Lack of communication leads to all kinds of trouble between canine and human. Dogs tell humans “I am afraid”. Humans ignore the message and needlessly stress dogs. Dogs tell humans “Please get away from my person-you are a threat” and humans label the dog vicious. Dogs tell Police Officers “HEY! You are on my turf! I don’t know you and you are doing scary things!” Police Officers, with completely different agendas, answering calls for help from the people there, misjudge the message. With little knowledge of how to communicate with dogs, they react with actions more suited to threats from humans and tragedy strikes.
We are communicators. We, as humans, are storytellers. Storytelling is, according to some anthropologists, the essential quality of being human. But animals communicate too. Our dogs may not be able to tell us about the time they went to band camp and…. But they do communicate. They tell us their needs, their feelings, their worries and concerns-all in the moment. It is up to us to listen and receive the message, and then use that communication to modify our actions.
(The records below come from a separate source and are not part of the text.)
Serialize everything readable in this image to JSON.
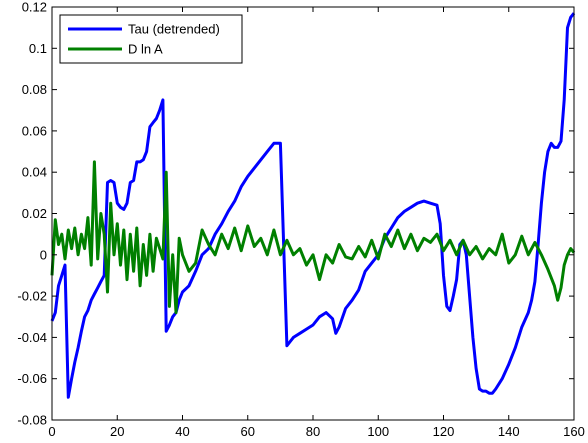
{
  "chart_data": {
    "type": "line",
    "title": "",
    "xlabel": "",
    "ylabel": "",
    "xlim": [
      0,
      160
    ],
    "ylim": [
      -0.08,
      0.12
    ],
    "xticks": [
      0,
      20,
      40,
      60,
      80,
      100,
      120,
      140,
      160
    ],
    "yticks": [
      -0.08,
      -0.06,
      -0.04,
      -0.02,
      0,
      0.02,
      0.04,
      0.06,
      0.08,
      0.1,
      0.12
    ],
    "xtick_labels": [
      "0",
      "20",
      "40",
      "60",
      "80",
      "100",
      "120",
      "140",
      "160"
    ],
    "ytick_labels": [
      "-0.08",
      "-0.06",
      "-0.04",
      "-0.02",
      "0",
      "0.02",
      "0.04",
      "0.06",
      "0.08",
      "0.1",
      "0.12"
    ],
    "grid": false,
    "legend_position": "top-left",
    "series": [
      {
        "name": "Tau (detrended)",
        "color": "#0000ff",
        "x": [
          0,
          1,
          2,
          3,
          4,
          5,
          6,
          7,
          8,
          9,
          10,
          11,
          12,
          13,
          14,
          15,
          16,
          17,
          18,
          19,
          20,
          21,
          22,
          23,
          24,
          25,
          26,
          27,
          28,
          29,
          30,
          31,
          32,
          33,
          34,
          35,
          36,
          37,
          38,
          39,
          40,
          42,
          44,
          46,
          48,
          50,
          52,
          54,
          56,
          58,
          60,
          62,
          64,
          66,
          68,
          70,
          72,
          73,
          74,
          76,
          78,
          80,
          82,
          84,
          86,
          87,
          88,
          90,
          92,
          94,
          96,
          98,
          100,
          102,
          104,
          106,
          108,
          110,
          112,
          114,
          116,
          118,
          119,
          120,
          121,
          122,
          123,
          124,
          125,
          126,
          127,
          128,
          129,
          130,
          131,
          132,
          133,
          134,
          135,
          136,
          138,
          140,
          142,
          144,
          146,
          147,
          148,
          149,
          150,
          151,
          152,
          153,
          154,
          155,
          156,
          157,
          158,
          159,
          160
        ],
        "values": [
          -0.032,
          -0.028,
          -0.015,
          -0.01,
          -0.005,
          -0.069,
          -0.06,
          -0.052,
          -0.045,
          -0.037,
          -0.03,
          -0.027,
          -0.022,
          -0.019,
          -0.016,
          -0.013,
          -0.01,
          0.035,
          0.036,
          0.035,
          0.025,
          0.023,
          0.022,
          0.025,
          0.035,
          0.036,
          0.045,
          0.045,
          0.046,
          0.05,
          0.062,
          0.064,
          0.066,
          0.07,
          0.075,
          -0.037,
          -0.034,
          -0.03,
          -0.028,
          -0.022,
          -0.018,
          -0.015,
          -0.008,
          0.0,
          0.003,
          0.01,
          0.015,
          0.021,
          0.026,
          0.033,
          0.038,
          0.042,
          0.046,
          0.05,
          0.054,
          0.054,
          -0.044,
          -0.042,
          -0.04,
          -0.038,
          -0.036,
          -0.034,
          -0.03,
          -0.028,
          -0.031,
          -0.038,
          -0.035,
          -0.026,
          -0.022,
          -0.017,
          -0.008,
          -0.004,
          0.0,
          0.008,
          0.013,
          0.018,
          0.021,
          0.023,
          0.025,
          0.026,
          0.025,
          0.024,
          0.015,
          -0.01,
          -0.025,
          -0.027,
          -0.02,
          -0.012,
          0.005,
          0.007,
          0.0,
          -0.02,
          -0.04,
          -0.055,
          -0.065,
          -0.066,
          -0.066,
          -0.067,
          -0.067,
          -0.065,
          -0.06,
          -0.053,
          -0.045,
          -0.035,
          -0.028,
          -0.022,
          -0.013,
          0.005,
          0.025,
          0.04,
          0.05,
          0.054,
          0.052,
          0.052,
          0.055,
          0.075,
          0.11,
          0.115,
          0.117
        ]
      },
      {
        "name": "D ln A",
        "color": "#008000",
        "x": [
          0,
          1,
          2,
          3,
          4,
          5,
          6,
          7,
          8,
          9,
          10,
          11,
          12,
          13,
          14,
          15,
          16,
          17,
          18,
          19,
          20,
          21,
          22,
          23,
          24,
          25,
          26,
          27,
          28,
          29,
          30,
          31,
          32,
          33,
          34,
          35,
          36,
          37,
          38,
          39,
          40,
          42,
          44,
          46,
          48,
          50,
          52,
          54,
          56,
          58,
          60,
          62,
          64,
          66,
          68,
          70,
          72,
          74,
          76,
          78,
          80,
          82,
          84,
          86,
          88,
          90,
          92,
          94,
          96,
          98,
          100,
          102,
          104,
          106,
          108,
          110,
          112,
          114,
          116,
          118,
          120,
          122,
          124,
          126,
          128,
          130,
          132,
          134,
          136,
          138,
          140,
          142,
          144,
          146,
          148,
          150,
          152,
          154,
          155,
          156,
          157,
          158,
          159,
          160
        ],
        "values": [
          -0.01,
          0.017,
          0.005,
          0.01,
          -0.002,
          0.012,
          0.003,
          0.013,
          0.0,
          0.01,
          0.003,
          0.018,
          -0.005,
          0.045,
          -0.002,
          0.02,
          0.01,
          -0.018,
          0.025,
          0.0,
          0.015,
          -0.005,
          0.012,
          -0.012,
          0.01,
          -0.008,
          0.013,
          -0.015,
          0.005,
          -0.01,
          0.01,
          -0.008,
          0.008,
          0.003,
          -0.002,
          0.04,
          -0.025,
          0.0,
          -0.028,
          0.008,
          0.0,
          -0.008,
          -0.004,
          0.012,
          0.005,
          0.0,
          0.01,
          0.003,
          0.013,
          0.002,
          0.014,
          0.004,
          0.008,
          0.0,
          0.012,
          0.0,
          0.007,
          0.0,
          0.003,
          -0.005,
          0.0,
          -0.012,
          0.0,
          -0.004,
          0.005,
          -0.001,
          -0.002,
          0.004,
          -0.001,
          0.007,
          -0.002,
          0.01,
          0.004,
          0.012,
          0.003,
          0.01,
          0.002,
          0.008,
          0.006,
          0.01,
          0.002,
          0.007,
          0.0,
          0.007,
          0.0,
          0.004,
          -0.002,
          0.003,
          0.0,
          0.01,
          -0.004,
          0.0,
          0.009,
          0.0,
          0.006,
          0.0,
          -0.007,
          -0.015,
          -0.022,
          -0.016,
          -0.005,
          0.0,
          0.003,
          0.001
        ]
      }
    ]
  }
}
Boss will be fine. Boss sent a clear message. I noticed – and understood – “I don’t feel well and need a bit of help here. Maybe you need to call Dr. Grant and let us talk. He has stuff that makes me feel better.” Dr. Grant checked and Boss had simply strained an old back injury. He is back to his normal self, still curling up in a bed three sizes too small.
Our dogs are speaking to us. We have the responsibility to listen.